Don't forget to configure PostgreSQL with sane defaults. The VM setup will do this automatically, but at a minimum you should set the shared_buffers variable to something larger than the default (around 25% to 40% of your total RAM is recommended).

Assuming you've used the virtual machine, we can test that the DB was setup correctly:

# add -h localhost if you are connecting to the VM from your host machine
$ psql -U imdb 
psql (12.3)
Type "help" for help.

imdb=# select count(*) from title;
(1 row)

Install the Bao extension

With our PostgreSQL database setup, it is time to install Bao. If you are using a virtual machine, the following steps should be performed from within the VM (i.e., type vagrant ssh to login).

$ git clone
$ cd BaoForPostgreSQL
$ ls
bao_server  branding  COPYING  LICENSE  pg_extension  sample_queries

The directory pg_extension contains the code for the PostgreSQL extension. We'll install that next, using the PGXS system. Make sure your machine has the these installed.

For Ubuntu, you need these packages:

sudo apt-get install postgresql-server-dev-all postgresql-common

For Arch Linux:

sudo pacman -S postgresql-libs

With the correct packages installed, we can proceed to install the Bao extension. First, turn off PostgreSQL:

systemctl stop postgresql

Next, build and install the Bao PostgreSQL extension.
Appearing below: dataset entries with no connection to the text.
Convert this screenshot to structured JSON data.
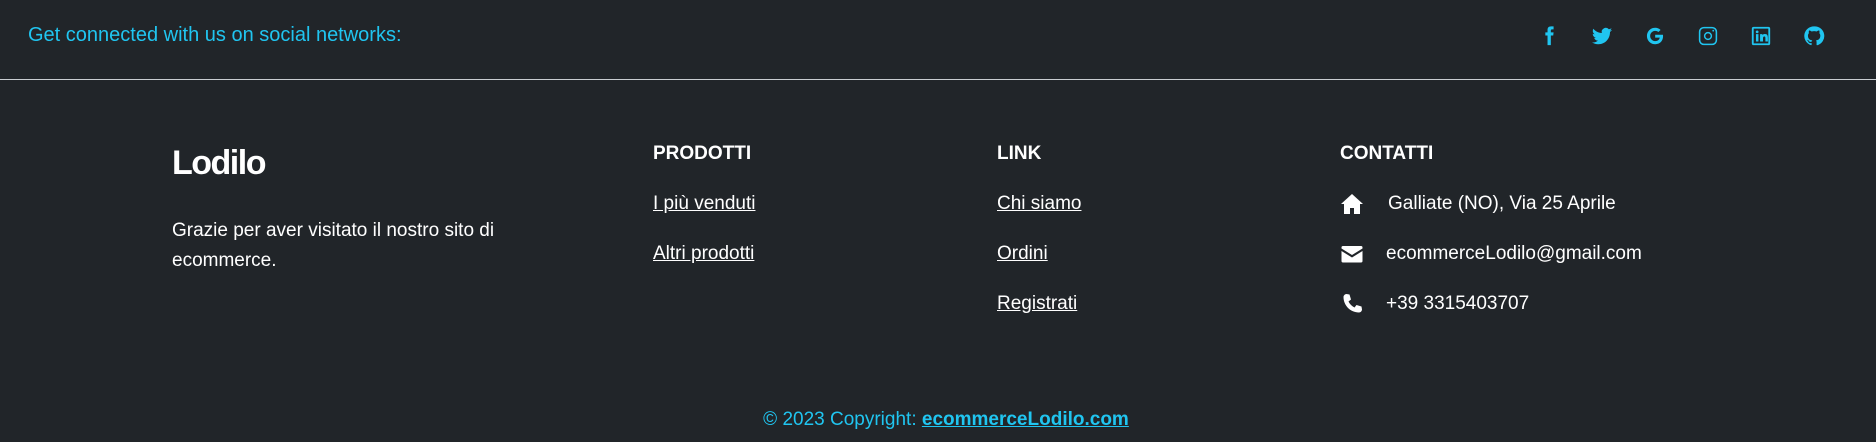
{
  "social": {
    "text": "Get connected with us on social networks:",
    "icons": [
      "facebook-icon",
      "twitter-icon",
      "google-icon",
      "instagram-icon",
      "linkedin-icon",
      "github-icon"
    ]
  },
  "brand": {
    "name": "Lodilo",
    "description": "Grazie per aver visitato il nostro sito di ecommerce."
  },
  "products": {
    "title": "PRODOTTI",
    "links": [
      "I più venduti",
      "Altri prodotti"
    ]
  },
  "links": {
    "title": "LINK",
    "links": [
      "Chi siamo",
      "Ordini",
      "Registrati"
    ]
  },
  "contacts": {
    "title": "CONTATTI",
    "address": "Galliate (NO), Via 25 Aprile",
    "email": "ecommerceLodilo@gmail.com",
    "phone": "+39 3315403707",
    "icons": [
      "home-icon",
      "envelope-icon",
      "phone-icon"
    ]
  },
  "footer": {
    "copyright_text": "© 2023 Copyright: ",
    "copyright_link": "ecommerceLodilo.com"
  },
  "colors": {
    "background": "#212529",
    "accent": "#20c5f0",
    "text": "#ffffff"
  }
}
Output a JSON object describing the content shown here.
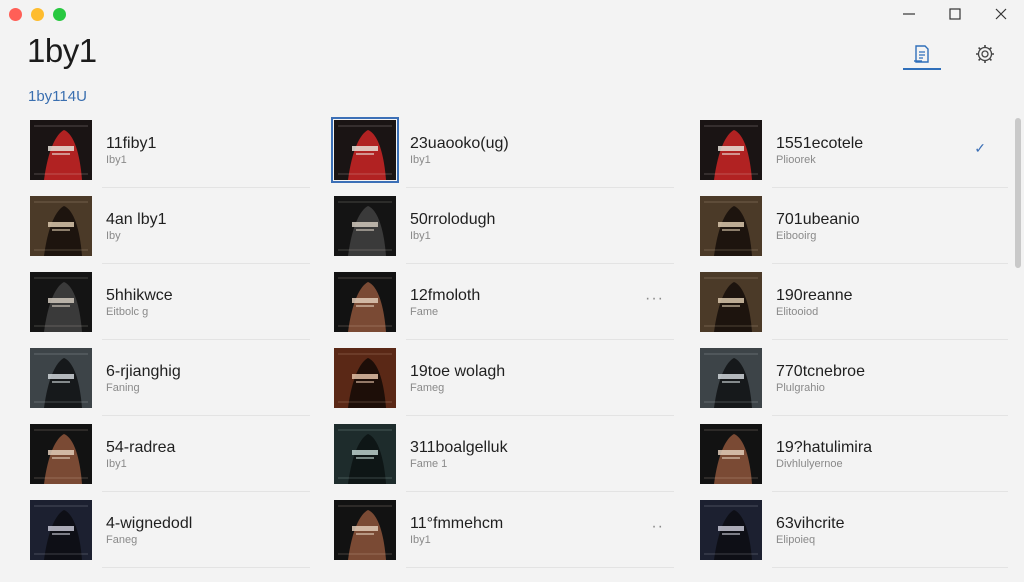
{
  "window": {
    "app_title": "1by1",
    "subtitle": "1by114U"
  },
  "columns": [
    [
      {
        "title": "11fiby1",
        "subtitle": "Iby1",
        "art": "red",
        "selected": false
      },
      {
        "title": "4an lby1",
        "subtitle": "Iby",
        "art": "tan",
        "selected": false
      },
      {
        "title": "5hhikwce",
        "subtitle": "Eitbolc g",
        "art": "dark",
        "selected": false
      },
      {
        "title": "6-rjianghig",
        "subtitle": "Faning",
        "art": "grey",
        "selected": false
      },
      {
        "title": "54-radrea",
        "subtitle": "Iby1",
        "art": "hand",
        "selected": false
      },
      {
        "title": "4-wignedodl",
        "subtitle": "Faneg",
        "art": "night",
        "selected": false
      }
    ],
    [
      {
        "title": "23uaooko(ug)",
        "subtitle": "Iby1",
        "art": "red",
        "selected": true
      },
      {
        "title": "50rrolodugh",
        "subtitle": "Iby1",
        "art": "dark",
        "selected": false
      },
      {
        "title": "12fmoloth",
        "subtitle": "Fame",
        "art": "hand",
        "selected": false,
        "more": "···"
      },
      {
        "title": "19toe wolagh",
        "subtitle": "Fameg",
        "art": "rust",
        "selected": false
      },
      {
        "title": "311boalgelluk",
        "subtitle": "Fame 1",
        "art": "teal",
        "selected": false
      },
      {
        "title": "11°fmmehcm",
        "subtitle": "Iby1",
        "art": "hand",
        "selected": false,
        "more": "··"
      }
    ],
    [
      {
        "title": "1551ecotele",
        "subtitle": "Plioorek",
        "art": "red",
        "selected": false,
        "check": "✓"
      },
      {
        "title": "701ubeanio",
        "subtitle": "Eibooirg",
        "art": "tan",
        "selected": false
      },
      {
        "title": "190reanne",
        "subtitle": "Elitooiod",
        "art": "tan",
        "selected": false
      },
      {
        "title": "770tcnebroe",
        "subtitle": "Plulgrahio",
        "art": "grey",
        "selected": false
      },
      {
        "title": "19?hatulimira",
        "subtitle": "Divhlulyernoe",
        "art": "hand",
        "selected": false
      },
      {
        "title": "63vihcrite",
        "subtitle": "Elipoieq",
        "art": "night",
        "selected": false
      }
    ]
  ],
  "icons": {
    "minimize": "minimize-icon",
    "maximize": "maximize-icon",
    "close": "close-icon",
    "library": "library-icon",
    "settings": "gear-icon"
  },
  "colors": {
    "accent": "#2f6fba",
    "background": "#f3f3f3"
  }
}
# depending on your setup, this may require sudo
cd pg_extension
make USE_PGXS=1 install

If everything goes correctly, you should see output like below:

$ make USE_PGXS=1 install
/usr/bin/clang -Wno-ignored-attributes -fno-strict-aliasing -fwrapv -O2  -I. -I./ -I/usr/include/postgresql/server -I/usr/include/postgresql/internal  -D_FORTIFY_SOURCE=2 -D_GNU_SOURCE -I/usr/include/libxml2  -flto=thin -emit-llvm -c -o main.bc main.c
gcc -Wall -Wmissing-prototypes -Wpointer-arith -Wdeclaration-after-statement -Werror=vla -Wendif-labels -Wmissing-format-attribute -Wformat-security -fno-strict-aliasing -fwrapv -fexcess-precision=standard -Wno-format-truncation -Wno-stringop-truncation -march=x86-64 -mtune=generic -O2 -pipe -fno-plt -fPIC -I. -I./ -I/usr/include/postgresql/server -I/usr/include/postgresql/internal  -D_FORTIFY_SOURCE=2 -D_GNU_SOURCE -I/usr/include/libxml2   -c -o main.o main.c
gcc -Wall -Wmissing-prototypes -Wpointer-arith -Wdeclaration-after-statement -Werror=vla -Wendif-labels -Wmissing-format-attribute -Wformat-security -fno-strict-aliasing -fwrapv -fexcess-precision=standard -Wno-format-truncation -Wno-stringop-truncation -march=x86-64 -mtune=generic -O2 -pipe -fno-plt -fPIC -shared -o main.o  -L/usr/lib  -Wl,-O1,--sort-common,--as-needed,-z,relro,-z,now -L/usr/lib  -Wl,--as-needed  
/usr/bin/mkdir -p '/usr/lib/postgresql'
/usr/bin/mkdir -p '/usr/share/postgresql/extension'
/usr/bin/mkdir -p '/usr/share/postgresql/extension'
/usr/bin/install -c -m 755 '/usr/lib/postgresql/'
/usr/bin/install -c -m 644 .//pg_bao.control '/usr/share/postgresql/extension/'
/usr/bin/install -c -m 644 .//pg_bao--0.0.1.sql  '/usr/share/postgresql/extension/'
/usr/bin/mkdir -p '/usr/lib/postgresql/bitcode/pg_bao'
/usr/bin/mkdir -p '/usr/lib/postgresql/bitcode'/pg_bao/
/usr/bin/install -c -m 644 main.bc '/usr/lib/postgresql/bitcode'/pg_bao/./
cd '/usr/lib/postgresql/bitcode' && /usr/bin/llvm-lto -thinlto -thinlto-action=thinlink -o pg_bao.index.bc pg_bao/main.bc

Now that the Bao extension is installed, we have to tell PostgreSQL to load it. To do this, modify your postgresql.conf file to load the pg_bao shared library. If you are using the VM, you can do this like so (as a superuser):

echo "shared_preload_libraries = 'pg_bao'" >> /media/data/pg_data/data/postgresql.conf

Next, we restart PostgreSQL:

systemctl restart postgresql

We can now reconnect to the database and test to make sure Bao is installed:

# add -h localhost if you are connecting to the VM from your host machine
$ psql -U imdb 
psql (12.3)
Type "help" for help.

imdb=# SHOW enable_bao;
(1 row)

If the enable_bao is present (it defaults to off), then the Bao extension is installed. If instead you see an error like below, then the Bao extension has not been installed:

imdb=# show enable_bao;
ERROR:  unrecognized configuration parameter "enable_bao"



Leis, Viktor, Andrey Gubichev, Atanas Mirchev, Peter Boncz, Alfons Kemper, and Thomas Neumann. “How Good Are Query Optimizers, Really?” PVLDB, VLDB ’15, 9, no. 3 (2015): 204–215.